According to Wilder, Lower “intentionally, erroneously, unintentionally and intentionally pronounced Bruce O. Tucker dead before his actual death, contrary to the law, knowing that he was not legally qualified to do so.” State law required notifying the family and waiting for 24 hours before performing the operation.
“They blocked the process that was in place in Virginia because they were so eager to eventually do the operation,” Jones said.
The famous case of Henrietta Lacks presents a similar clash between medical ethics and racism. Lacks, a Black woman (also from Virginia), was diagnosed in 1951 with cervical cancer. A doctor collected cells from one of her tumors and then reproduced them indefinitely in the laboratory; after Lacks’s death, those cells were then distributed among scientists for years without the knowledge or permission of her family.

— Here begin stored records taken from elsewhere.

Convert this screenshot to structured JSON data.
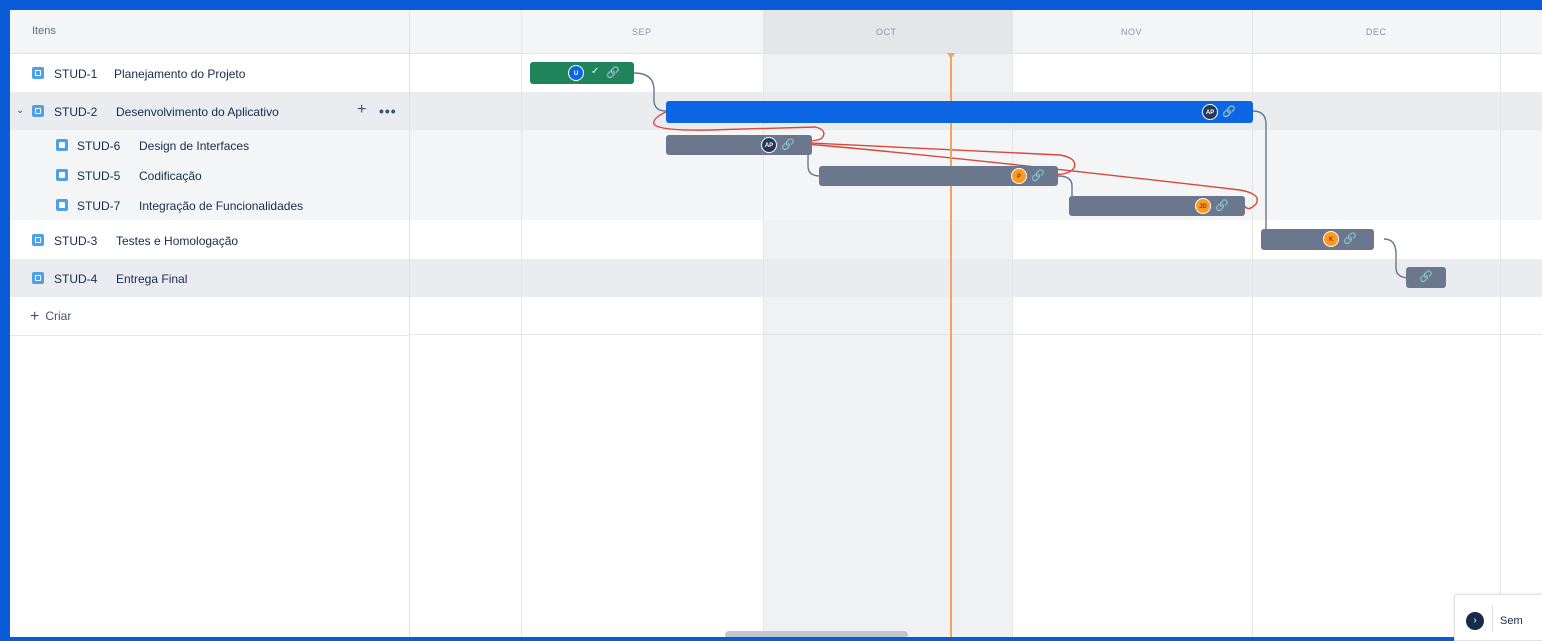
{
  "list": {
    "header": "Itens",
    "items": [
      {
        "key": "STUD-1",
        "title": "Planejamento do Projeto"
      },
      {
        "key": "STUD-2",
        "title": "Desenvolvimento do Aplicativo"
      },
      {
        "key": "STUD-6",
        "title": "Design de Interfaces"
      },
      {
        "key": "STUD-5",
        "title": "Codificação"
      },
      {
        "key": "STUD-7",
        "title": "Integração de Funcionalidades"
      },
      {
        "key": "STUD-3",
        "title": "Testes e Homologação"
      },
      {
        "key": "STUD-4",
        "title": "Entrega Final"
      }
    ],
    "create_label": "Criar",
    "row_actions": {
      "add": "+",
      "more": "•••"
    }
  },
  "timeline": {
    "months": [
      "SEP",
      "OCT",
      "NOV",
      "DEC"
    ],
    "avatars": [
      "U",
      "AP",
      "AP",
      "P",
      "JD",
      "K"
    ]
  },
  "colors": {
    "done": "#1f845a",
    "epic_bar": "#0c66e4",
    "task_bar": "#6b778c",
    "today_line": "#f4a45a",
    "dependency_conflict": "#d7483a",
    "dependency": "#6b778c"
  },
  "zoom": {
    "label": "Sem"
  }
}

Known as the HeLa cell line, they were used in research that led to cancer treatments and in the detection of polio vaccine, but decades passed before the Lacks family learned of her medical “immortality.”
In 2013, the National Institutes of Health (NIH) reached an agreement with the family to allow future research involving data from HeLa cells; the new process requires application through a panel that includes descendants and relatives of Lacks, Live Science previously reported.
“Man of the body”
The injustices suffered by Lacks, Tucker and their families stemmed from racism that is deeply ingrained in America’s medical infrastructure, Jones noted. In fact, when medical colleges in America adopted a narrower approach to anatomical studies during the 19th century, instructors often trained their students in human anatomy using the coffins of Black men that had been stolen from African-American cemeteries. wrote Jones.
Aggravated robbery was technically illegal, but when black people were victims, authorities tended to look the other way, according to Jones. Medical schools would employ a “body man” (also known as a “resurrector”) to buy organs; at MCV, a certain hangman was a black man named Chris Baker, a school security guard who lived in the basement of the Egyptian College Building.
Most of the country’s medical schools abandoned this racist method of buying cadaver until the mid-1800s, but records suggest it continued in Virginia until at least 1900, Jones said.
“There were news reports that the bodies were being ‘snatched’ by the Virginia State pen, which is about five blocks from the medical college,” he said.
Jones suddenly discovered a memory of this crime while researching his book, on a masonry display at MCV McGlothlin Medical Education Center. Painted between 1937 and 1947 by Richmond artist George Murrill, the mural celebrates the history of medical college. And it includes the image of a corpse being carried away from a grave in a wheelchair.
“It shows how the legacy of racism is literally right under people’s noses,” Jones said.
“Organ thieves” is available to purchase on August 18; read an excerpt here .
Originally published in Live Science.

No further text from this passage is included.